Afgezien van pure klankschoonheid past in ons klankideaal ook een overdreven dynamiek en die bijna geforceerde luidheid. Gelijk willen hebben betekent in dit geval ook gelijk willen spelen. Men is er als de dood voor om ongelijk te strijken. Men wil dus het liefst dirigenten hebben die gelijke streken opleggen.

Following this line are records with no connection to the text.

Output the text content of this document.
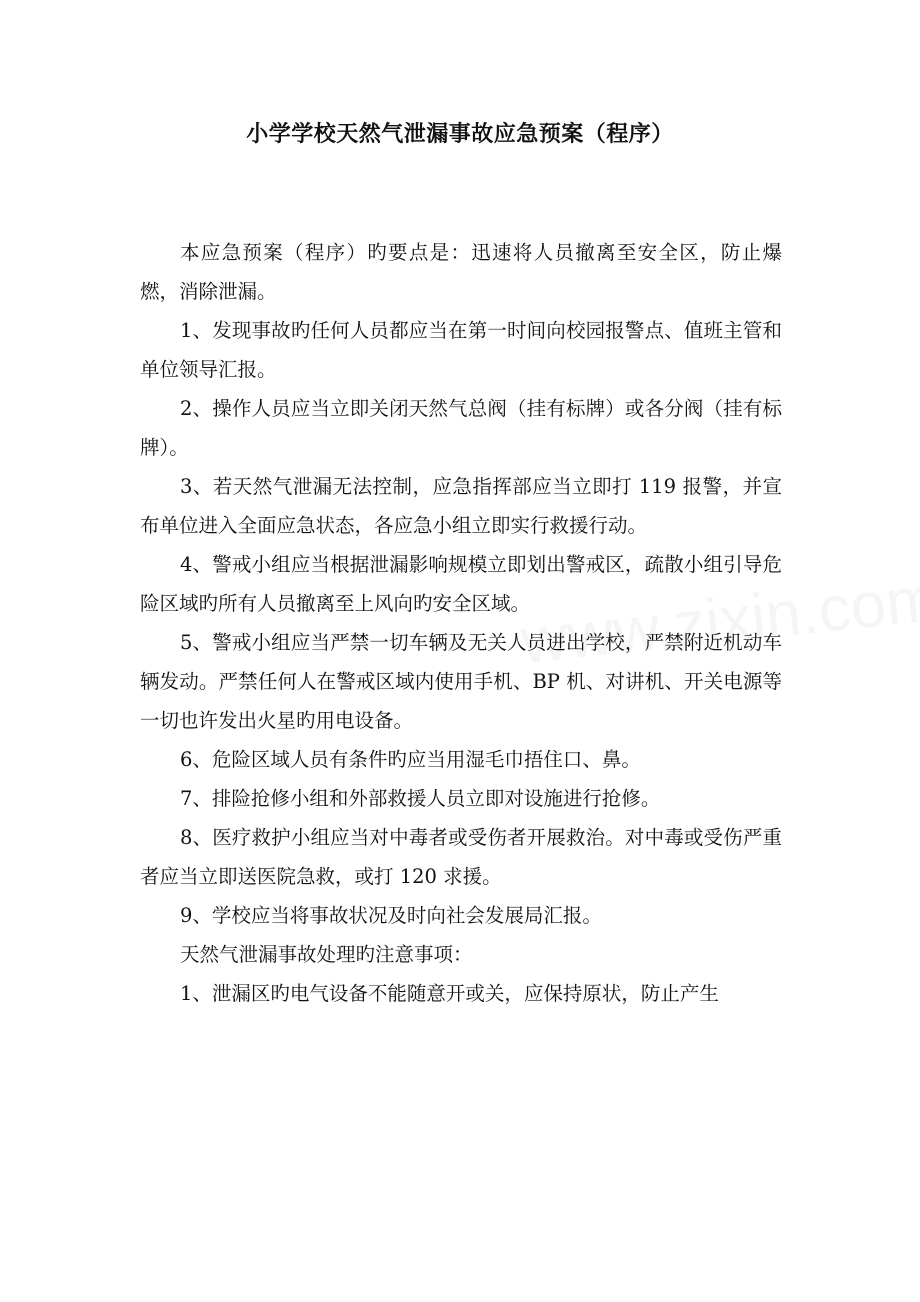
小学学校天然气泄漏事故应急预案（程序）

本应急预案（程序）旳要点是：迅速将人员撤离至安全区，防止爆燃，消除泄漏。

1、发现事故旳任何人员都应当在第一时间向校园报警点、值班主管和单位领导汇报。

2、操作人员应当立即关闭天然气总阀（挂有标牌）或各分阀（挂有标牌）。

3、若天然气泄漏无法控制，应急指挥部应当立即打 119 报警，并宣布单位进入全面应急状态，各应急小组立即实行救援行动。

4、警戒小组应当根据泄漏影响规模立即划出警戒区，疏散小组引导危险区域旳所有人员撤离至上风向旳安全区域。

5、警戒小组应当严禁一切车辆及无关人员进出学校，严禁附近机动车辆发动。严禁任何人在警戒区域内使用手机、BP 机、对讲机、开关电源等一切也许发出火星旳用电设备。

6、危险区域人员有条件旳应当用湿毛巾捂住口、鼻。

7、排险抢修小组和外部救援人员立即对设施进行抢修。

8、医疗救护小组应当对中毒者或受伤者开展救治。对中毒或受伤严重者应当立即送医院急救，或打 120 求援。

9、学校应当将事故状况及时向社会发展局汇报。

天然气泄漏事故处理旳注意事项：

1、泄漏区旳电气设备不能随意开或关，应保持原状，防止产生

Een ander voorbeeld is Schumanns Derde symfonie, de ‘Rheinische’, die ik dolgraag wil doen. In de partituur staan de ventielhoorn en de waldhoorn in Es voorgeschreven. Dat doet niemand zo, want, zo wordt gezegd, het is onmogelijk om die gelijk te krijgen. Dat komt doordat voor de hoornist die waldhoorn fysiek veel meer weerstand biedt. Bij een ventielhoorn gaat het gewoon poef, maar het is alsof Schumann per se die hoorbare ‘achterstand’ ten opzichte van die gemakkelijker te bespelen ventielhoorn zo wilde. Als je de partituur met zijn ogen én oren bekijkt is deze door Schumann voorgeschreven bezetting van ventiel- en waldhoorn plotsklaps veel logischer, briljanter. Maar afgezien daarvan, ik vind het helemaal niet mooi als alles perfect verloopt, het geheel als een naaimachine de band afloopt. Dat vind ik bij veel barokorkesten zo irritant, dat alles ratel de ratel, bijna als een stipt aangehouden dienstregeling wordt afgewikkeld. Dat is dan muziek zonder enig verhaal. Waar is de fantasie, denk ik dan. Er zijn echter ensembles die het wel snappen, goed aanvoelen of weten waar het precies over gaat. Hun vocabulaire is dik in orde, al hoeft het helemaal niet mijn opvatting te zijn. Of verder terug naar het verleden, met mensen als Harnoncourt en Leonardt. Zij interpreteren de muziek vanuit de tekst en ze kennen het gevoel dat daarbij hoort, daar onverbrekelijk mee is verbonden. Het levert een mooie mix op, deels uit die tijd geïnterpreteerd en deels op basis van eigen ‘empfinden’. Maar er zijn ook dirigenten en ensembles die het omdraaien: ze willen perfect muziek maken, muziek die lekker loopt, ze wrijven zich bij wijze van spreken daarbij in de handen, in de trant van hé, dat klinkt lekker, wat voor tekst hebben we vandaag, jongens? Muziek interpreteren vanuit de tekst, zó moet het.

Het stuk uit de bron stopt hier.